Progress bar of Tensorflow 2’s custom training loop

The collection of the progress bar methods for tf.GradientTape when training model

詳細 code 請看:

1. tqdm

使用 tqdm 來顯示 model training 進度, loss and accuracy,如下:

train_loss = tf.keras.metrics.Mean(name='train_loss')
train_accuracy = tf.keras.metrics.SparseCategoricalAccuracy(name='train_accuracy')

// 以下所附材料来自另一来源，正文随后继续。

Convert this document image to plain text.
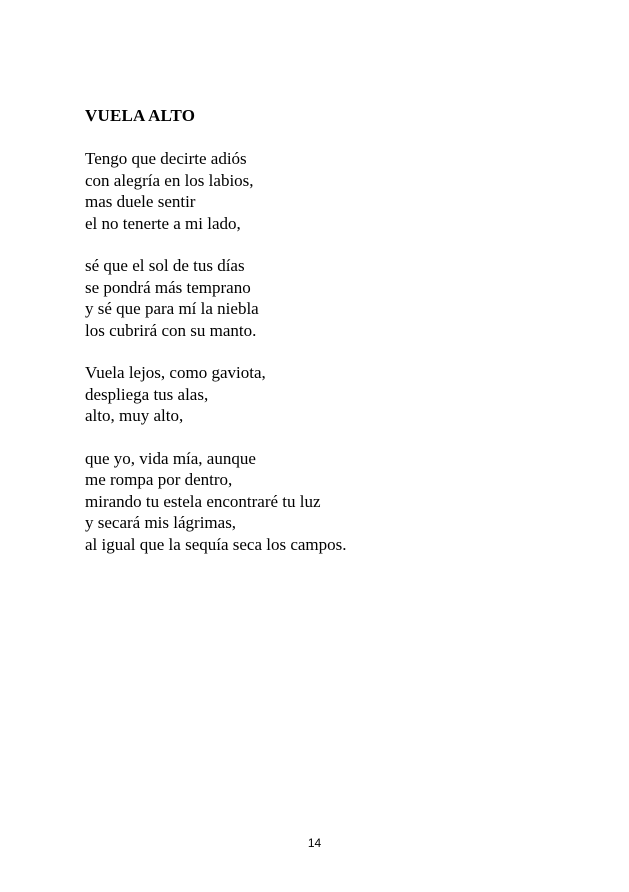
VUELA ALTO
Tengo que decirte adiós
con alegría en los labios,
mas duele sentir
el no tenerte a mi lado,
sé que el sol de tus días
se pondrá más temprano
y sé que para mí la niebla
los cubrirá con su manto.
Vuela lejos, como gaviota,
despliega tus alas,
alto, muy alto,
que yo, vida mía, aunque
me rompa por dentro,
mirando tu estela encontraré tu luz
y secará mis lágrimas,
al igual que la sequía seca los campos.
14
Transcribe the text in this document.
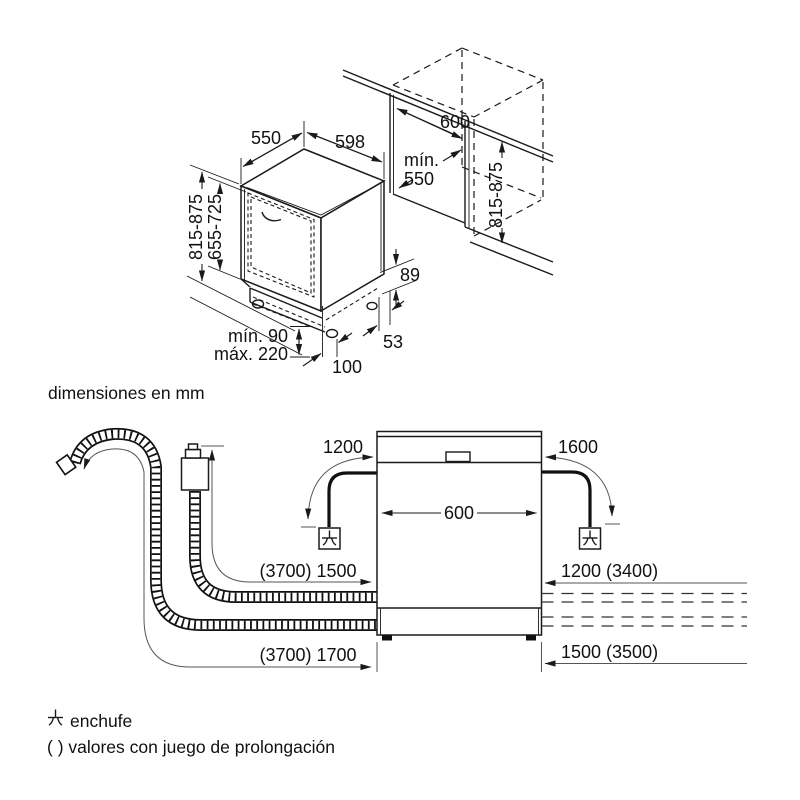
550	598
600
mín.
550
815-875 655-725	815-875
89
53
100
mín. 90
máx. 220
dimensiones en mm
(3700) 1500
(3700) 1700
1200	1600
600
1200 (3400)
1500 (3500)
enchufe
( ) valores con juego de prolongación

for epoch in range(NUM_EPOCHS):
    n_batches = x_train.shape[0] / BATCH_SIZE
    print(f'Epoch {epoch+1}/{NUM_EPOCHS}')
    with tqdm(train_dataset, total=n_batches,
              bar_format='{desc:<5.5}{percentage:3.0f}%|{bar:36}{r_bar}') as pbar:
        for idx, (x, y) in enumerate(pbar):
            with tf.GradientTape() as tape:
                # forward
                pred = model(x, training=True)
                loss = loss_fn(y, pred)

            # backward
            gradients = tape.gradient(loss, model.trainable_variables)
            optimizer.apply_gradients(zip(gradients, model.trainable_variables))

            # Update training metric after batch
            train_loss.update_state(loss)
            train_accuracy.update_state(y, pred)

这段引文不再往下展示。